Search in the Abstract Database

Abstracts Search 2019

P750 Association between the use of antihypertensive agents and disease severity in patients with inflammatory bowel disease

A. Mantaka*1, E. Tsoukali2, M. Fragaki3, K. Karmiris3, N. Viazis2, G. Mantzaris2, I. Koutroubakis1

1University Hospital of Heraklion, Department of Gastroenterology, Heraklion, Greece, 2Evangelismos General Hospital, Department of Gastroenterology, Athens, Greece, 3Venizeleio General Hospital, Department of Gastroenterology, Heraklion, Greece


Accumulating evidence suggests the implication of angiotensin II in the pathogenesis of inflammatory bowel diseases (IBD) via its role as an inflammatory mediator. Recent data highlight beneficial effects of angiotensin II receptor blockers (ARBs) in experimental colitis as a result of regulation of mechanisms of colonic inflammation, oxidative stress and apoptosis. The aim of the present study was to evaluate the prevalence of hypertension among Greek IBD patients and the possible impact of the use of anti-hypertensive medications on the IBD course.


This is a retrospective analysis of prospectively collected data from 425 consecutive IBD patients [251 males, 223 Crohn’s disease (CD), age range 30–89 years, mean (±SD) age at diagnosis 41.6 ± 16.1 years and mean follow-up of 12.5 ± 9.1 years] derived from the IBD registries of 3 participating IBD referral Centres. The presence of hypertension and the use of anti-hypertensive agents were recorded in all patients. Clinical characteristics and IBD severity were compared between IBD patients with hypertension and age- and sex-matched IBD patients without concurrent hypertension.

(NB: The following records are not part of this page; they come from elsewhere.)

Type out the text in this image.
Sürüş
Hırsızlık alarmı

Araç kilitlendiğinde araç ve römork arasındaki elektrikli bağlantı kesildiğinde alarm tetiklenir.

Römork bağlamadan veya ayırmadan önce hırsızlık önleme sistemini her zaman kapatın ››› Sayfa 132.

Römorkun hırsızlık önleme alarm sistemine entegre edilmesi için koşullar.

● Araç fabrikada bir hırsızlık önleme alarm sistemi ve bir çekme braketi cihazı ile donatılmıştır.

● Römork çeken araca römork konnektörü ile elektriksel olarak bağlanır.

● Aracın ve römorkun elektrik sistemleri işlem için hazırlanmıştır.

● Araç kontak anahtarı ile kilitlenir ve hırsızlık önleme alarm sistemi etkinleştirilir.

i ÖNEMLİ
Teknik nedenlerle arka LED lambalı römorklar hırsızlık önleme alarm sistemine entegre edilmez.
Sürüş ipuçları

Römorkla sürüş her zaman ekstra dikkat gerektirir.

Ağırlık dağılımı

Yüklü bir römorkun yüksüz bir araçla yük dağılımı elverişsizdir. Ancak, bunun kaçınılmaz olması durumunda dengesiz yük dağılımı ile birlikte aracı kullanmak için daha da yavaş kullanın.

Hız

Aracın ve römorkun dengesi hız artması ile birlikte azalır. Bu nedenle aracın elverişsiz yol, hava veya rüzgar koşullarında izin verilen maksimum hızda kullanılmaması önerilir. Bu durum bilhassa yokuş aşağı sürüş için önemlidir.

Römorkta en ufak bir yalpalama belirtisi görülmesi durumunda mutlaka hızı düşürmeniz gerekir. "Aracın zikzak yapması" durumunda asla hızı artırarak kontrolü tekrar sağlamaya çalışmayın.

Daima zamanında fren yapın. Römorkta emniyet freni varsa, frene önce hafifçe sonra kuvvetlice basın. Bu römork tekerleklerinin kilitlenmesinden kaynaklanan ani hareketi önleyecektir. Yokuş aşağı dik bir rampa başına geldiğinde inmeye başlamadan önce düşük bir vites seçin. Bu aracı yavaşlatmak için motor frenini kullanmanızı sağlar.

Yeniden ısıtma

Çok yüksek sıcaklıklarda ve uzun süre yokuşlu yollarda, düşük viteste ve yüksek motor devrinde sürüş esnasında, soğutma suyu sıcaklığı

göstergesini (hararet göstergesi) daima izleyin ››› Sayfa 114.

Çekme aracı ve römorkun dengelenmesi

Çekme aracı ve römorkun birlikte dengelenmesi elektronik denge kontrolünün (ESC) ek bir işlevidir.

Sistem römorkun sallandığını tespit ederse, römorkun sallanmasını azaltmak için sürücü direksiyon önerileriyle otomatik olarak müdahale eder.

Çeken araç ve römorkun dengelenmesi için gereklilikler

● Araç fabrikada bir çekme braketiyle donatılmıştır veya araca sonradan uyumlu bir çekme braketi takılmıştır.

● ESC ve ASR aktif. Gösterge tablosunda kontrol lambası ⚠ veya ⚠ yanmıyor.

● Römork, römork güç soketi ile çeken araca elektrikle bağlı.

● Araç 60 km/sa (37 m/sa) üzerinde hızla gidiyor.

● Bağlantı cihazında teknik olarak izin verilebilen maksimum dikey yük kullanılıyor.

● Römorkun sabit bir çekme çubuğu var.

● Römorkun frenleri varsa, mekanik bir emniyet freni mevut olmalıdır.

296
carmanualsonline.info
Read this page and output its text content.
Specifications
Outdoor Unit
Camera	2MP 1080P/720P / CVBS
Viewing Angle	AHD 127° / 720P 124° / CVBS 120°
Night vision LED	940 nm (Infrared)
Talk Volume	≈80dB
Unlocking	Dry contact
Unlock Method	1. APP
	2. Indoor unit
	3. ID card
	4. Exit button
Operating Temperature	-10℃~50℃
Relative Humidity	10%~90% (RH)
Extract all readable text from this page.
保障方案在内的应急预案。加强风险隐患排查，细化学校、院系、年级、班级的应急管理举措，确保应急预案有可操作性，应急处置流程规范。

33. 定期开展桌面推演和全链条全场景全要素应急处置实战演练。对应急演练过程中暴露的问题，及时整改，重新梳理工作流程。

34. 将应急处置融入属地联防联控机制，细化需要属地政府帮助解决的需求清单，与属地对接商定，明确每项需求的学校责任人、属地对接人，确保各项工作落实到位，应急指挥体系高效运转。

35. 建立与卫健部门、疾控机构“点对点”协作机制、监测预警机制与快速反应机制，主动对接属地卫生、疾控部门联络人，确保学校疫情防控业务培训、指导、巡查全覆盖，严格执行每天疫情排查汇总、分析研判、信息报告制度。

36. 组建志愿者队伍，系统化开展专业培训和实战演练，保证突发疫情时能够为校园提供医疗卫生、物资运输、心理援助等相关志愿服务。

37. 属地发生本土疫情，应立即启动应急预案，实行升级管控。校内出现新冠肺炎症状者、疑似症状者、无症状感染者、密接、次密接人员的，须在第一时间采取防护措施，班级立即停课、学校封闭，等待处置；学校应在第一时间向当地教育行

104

The prevalence of hypertension was calculated at 29.9% in Greek IBD patients. Among 127 IBD patients with concurrent use of anti-hypertensive drugs, 50 were on ARBs, 35 on angiotensin converting enzyme inhibitors and 39 on b-blockers or calcium-channel blockers. IBD patients on anti-hypertensives were found to use less frequently anti-TNFα (p < 0.001) or immunomodulators (p = 0.001), as well as to have lower rates of hospitalisation for relapse (p < 0.001) and a tendency for lower rates of IBD-related surgery (p = 0.061) compared with patients without any use of anti-hypertensives. After multi-variate adjustment for gender, BMI, smoking history and IBD type, the use of anti-hypertensives remained significantly associated with mild disease as indicated by the absence of all the above parameters: anti-TNF-α or immunomodulator use, IBD-related surgery and >3 hospitalisations for relapse (p = 0.004). The use of ΑRBs was less frequently correlated with L2 CD (p = 0.012), anti-TNF-α (p < 0.001) or immunomodulators’ use (p < 0.001) and with IBD-related hospitalisations (p = 0.002) compared with other classes of anti-hypertensive drugs.


The prevalence of hypertension in Greek IBD patients is 29.9%. The use of antihypertensive agents seems to be independently associated with mild disease. This association is stronger with the use of ΑRBs. Data from larger prospective studies are essential to further evaluate this finding.